Si les tumeurs prolifèrent dans notre corps, c’est parce que nos globules blancs ne parviennent pas à les identifier comme cible à détruire. Alors les chercheurs ont eu l’idée de leur donner un coup de pouce en leur fournissant un détecteur de cellules cancéreuses.
Les CAR-T cells et leur détecteur à cellules cancéreuses
Pour cela, ils isolent les globules blancs du patient, plus précisément ses lymphocytes T, des cellules immunitaires capables de tuer les cellules anormales. Ils manipulent ensuite leur ADN en laboratoire pour les doter de ce fameux détecteur. Les lymphocytes ainsi armés, les « CAR-T cells », sont enfin multipliés in vitro avant d’être réinjectés au patient. Une fois dans l’organisme, les CAR-T cells passeront au crible les cellules qu’ils croiseront sur leur chemin. Quand ils entreront en contact avec une cellule cancéreuse, leur détecteur s’activera et leur enverra le message qu’il faut la détruire.
Les CAR-T cells, efficaces dans les cancers hématologiques
Sur le papier, l’idée paraît simple. Mais en pratique, il faut relever plusieurs enjeux de taille.
Le premier est de trouver une cible qui soit exprimée uniquement (ou en plus grande quantité) à la surface des cellules cancéreuses pour éviter que les CAR-T cells s’en prennent à des cellules saines et provoquent des effets secondaires. Les 4 CAR-T cells autorisés en 2024 en France sont tous dirigés contre la même cible : le CD19, un récepteur exprimé à la surface de certains lymphomes et de certaines leucémie. Leurs petits noms : Yescarta© (axicabtagène ciloleucel), Kymriah© (tisagenlecleucel), Tecartus© (brexucabtagène) et Abecma© (idécabtagène vicleucel).
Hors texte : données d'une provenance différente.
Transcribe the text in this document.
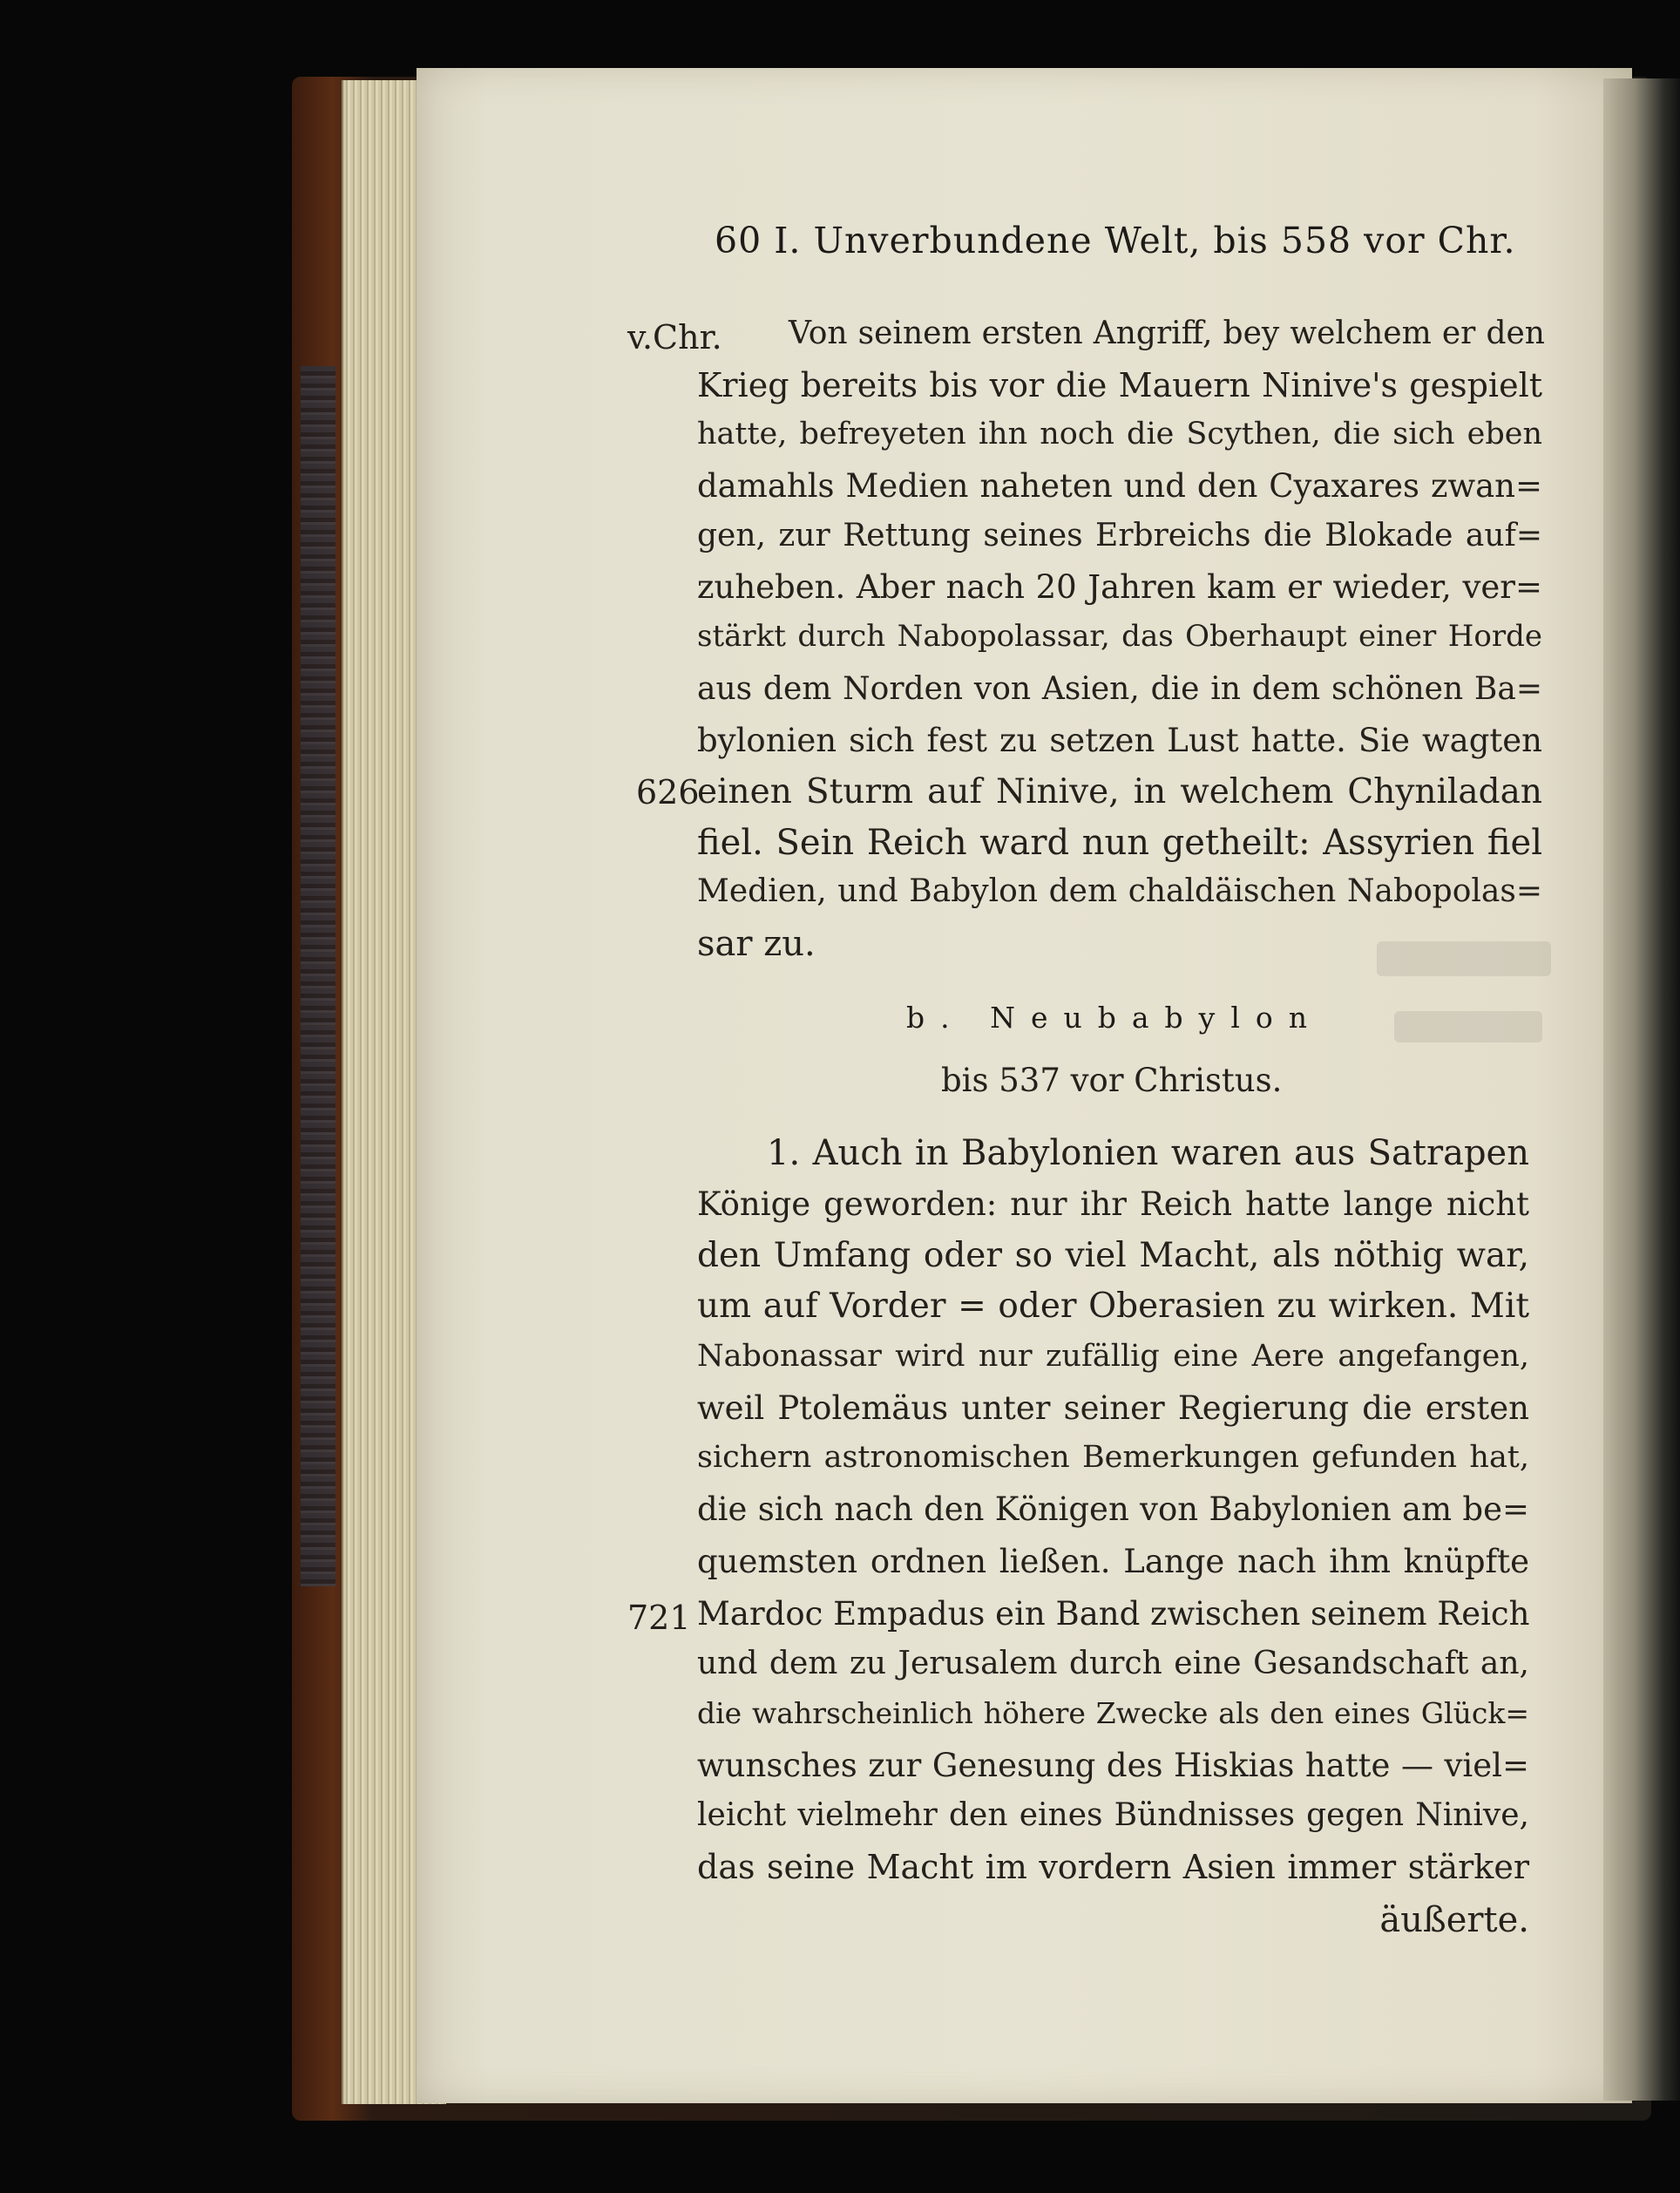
60 I. Unverbundene Welt, bis 558 vor Chr.
v.Chr.
626
721
Von seinem ersten Angriff, bey welchem er den
Krieg bereits bis vor die Mauern Ninive's gespielt
hatte, befreyeten ihn noch die Scythen, die sich eben
damahls Medien naheten und den Cyaxares zwan=
gen, zur Rettung seines Erbreichs die Blokade auf=
zuheben. Aber nach 20 Jahren kam er wieder, ver=
stärkt durch Nabopolassar, das Oberhaupt einer Horde
aus dem Norden von Asien, die in dem schönen Ba=
bylonien sich fest zu setzen Lust hatte. Sie wagten
einen Sturm auf Ninive, in welchem Chyniladan
fiel. Sein Reich ward nun getheilt: Assyrien fiel
Medien, und Babylon dem chaldäischen Nabopolas=
sar zu.
b. Neubabylon
bis 537 vor Christus.
1. Auch in Babylonien waren aus Satrapen
Könige geworden: nur ihr Reich hatte lange nicht
den Umfang oder so viel Macht, als nöthig war,
um auf Vorder = oder Oberasien zu wirken. Mit
Nabonassar wird nur zufällig eine Aere angefangen,
weil Ptolemäus unter seiner Regierung die ersten
sichern astronomischen Bemerkungen gefunden hat,
die sich nach den Königen von Babylonien am be=
quemsten ordnen ließen. Lange nach ihm knüpfte
Mardoc Empadus ein Band zwischen seinem Reich
und dem zu Jerusalem durch eine Gesandschaft an,
die wahrscheinlich höhere Zwecke als den eines Glück=
wunsches zur Genesung des Hiskias hatte — viel=
leicht vielmehr den eines Bündnisses gegen Ninive,
das seine Macht im vordern Asien immer stärker
äußerte.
Le CD19 n’est pourtant pas exprimé exclusivement par ces cancers, il se trouve également à la surface des lymphocytes B, les cellules de notre système immunitaire capables de produire des anticorps. Les CAR-T cells anti-CD19 provoquent donc malheureusement un déficit immunitaire chez les patients traités. Pourquoi ces CAR-T cells ont tout de même été autorisés ? « Parce que ces « dommages collatéraux » – appelés effet off-target – sont acceptables au regard du cancer, explique le Pr Boissel, hématologue à l’hôpital Saint Louis (Paris). Il s’agit en effet d’un déficit que l’on sait gérer. Le plus souvent il est transitoire, car les CAR-T cells vont finir par disparaître et le patient va se remettre à produire des lymphocytes B. Et s’il persiste, on pourra apporter aux patients des anticorps. »
La difficulté liée aux cancers solides
La second obstacle à l’efficacité des CAR-T cells concerne surtout les cancers solides. Les tumeurs qui se développent dans des organes se trouvent en effet dans un environnement dit immunosuppresseur. En d’autres termes, les cellules cancéreuses parviennent à endormir notre système immunitaire. Donc, même si le CAR-T cells parvient à reconnaître la tumeur, il ne sera pas en mesure de la tuer. Certains essais cliniques cherchent donc à combiner les CAR-T cells avec d’autres immunothérapies de type « inhibiteur de checkpoint » – par exemple, les anti-PD1 et PDL1 – qui sont capables de lever ce frein exercé par la cellule tumorale sur nos défenses immunitaires.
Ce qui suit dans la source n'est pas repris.